Shell scripts are one thing. Prompts are where escaping really breaks down. A useful system prompt has markdown headers, bullet lists, code examples, and carefully structured instructions. In DOT, that's hundreds of \ns and \"s. In Dippin:

agent ReviewCode
  label: "Code Review"
  model: claude-sonnet-4-6
  provider: anthropic
  prompt:
    Review the submitted code changes for:

    ## Quality Checks
    - Correctness: Does it do what it claims?
    - Edge cases: What happens with empty input?
    - Security: Any injection risks?

    ## Style
    Follow the project's existing patterns.
    Don't suggest changes that are purely aesthetic.

    Return "success" if the code passes all checks,
    or "fail" with specific feedback.

Everything is preserved exactly: blank lines, markdown headers, bullet points, quoted strings inside the prompt text. The # character is a comment marker at the top level of a .dip file, but inside an indented block it's just a literal character — so markdown headers work without any special treatment.

The same applies to JSON snippets, YAML fragments, SQL, or any other structured content you need to embed in a prompt. The formatter round-trips this exactly — dippin fmt preserves your block content character-for-character. What you write is what gets sent to the model.

But It's Not Just Prompts

The block syntax solves the immediate escaping problem, but Dippin goes further with two features that matter for real pipelines.

Subgraph composition. Instead of copy-pasting patterns across workflows, you can define a reusable subgraph and reference it by file. Here's how api_design.dip embeds an entire requirements-gathering interview as a single node:

subgraph Interview
  label: "Requirements interview"
  ref: interview_loop.dip
  writes: requirements_summary
  params:
    topic: "API design"
    focus: "resources, auth, consumers, scale, integrations, real-time needs"

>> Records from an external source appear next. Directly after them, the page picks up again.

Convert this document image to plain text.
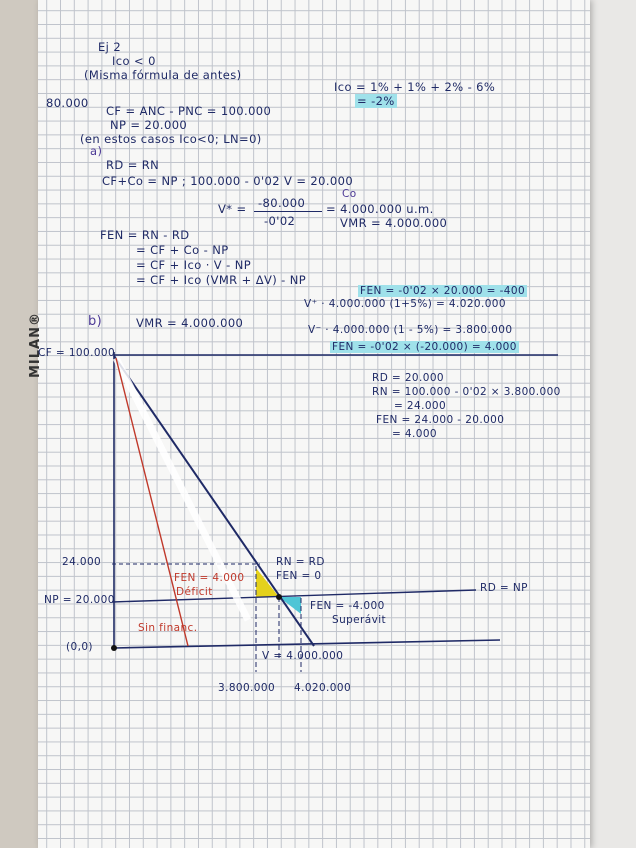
MILAN®
Ej 2
Ico < 0
(Misma fórmula de antes)
Ico = 1% + 1% + 2% - 6%
= -2%
80.000
CF = ANC - PNC = 100.000
NP = 20.000
(en estos casos Ico<0; LN=0)
a)
RD = RN
CF+Co = NP ; 100.000 - 0'02 V = 20.000
Co
V* = -80.000
-0'02
= 4.000.000 u.m.
VMR = 4.000.000
FEN = RN - RD
= CF + Co - NP
= CF + Ico · V - NP
= CF + Ico (VMR + ΔV) - NP
FEN = -0'02 × 20.000 = -400
b)	VMR = 4.000.000
V⁺ · 4.000.000 (1+5%) = 4.020.000
V⁻ · 4.000.000 (1 - 5%) = 3.800.000
FEN = -0'02 × (-20.000) = 4.000
RD = 20.000
RN = 100.000 - 0'02 × 3.800.000
= 24.000
FEN = 24.000 - 20.000
= 4.000
CF = 100.000
24.000
NP = 20.000
(0,0)
RN = RD
FEN = 0
FEN = 4.000
Déficit
Sin financ.
RD = NP
FEN = -4.000
Superávit
V = 4.000.000
3.800.000 4.020.000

The interview_loop.dip file is a self-contained Q&A subgraph — it asks clarifying questions, collects answers, and writes a summary to the context variable named in writes. api_design.dip just references it and passes parameters. Swap in a different interview loop, change the topic, reuse it in ten other workflows. No copy-paste, no drift.

The playground. Paste any example from this post and try it yourself without installing anything — open the playground. It runs the full parser and validator in your browser, so you get real diagnostics and can experiment with the syntax immediately.

What's Next: Install and Keep Going

Ready to use Dippin on your own pipelines? Install the binary:

$ go install github.com/2389-research/dippin-lang/cmd/dippin@latest

Or via Homebrew (macOS and Linux):

$ brew install 2389-research/tap/dippin

If you're new to Dippin, Getting Started walks through writing your first workflow, validating it, linting it, and visualizing the topology — all in under 10 minutes.

In the next posts, we'll build branching pipelines with conditional edges and learn how to estimate costs before running them. Multi-line prompts are the foundation; routing and cost awareness are what make pipelines production-ready.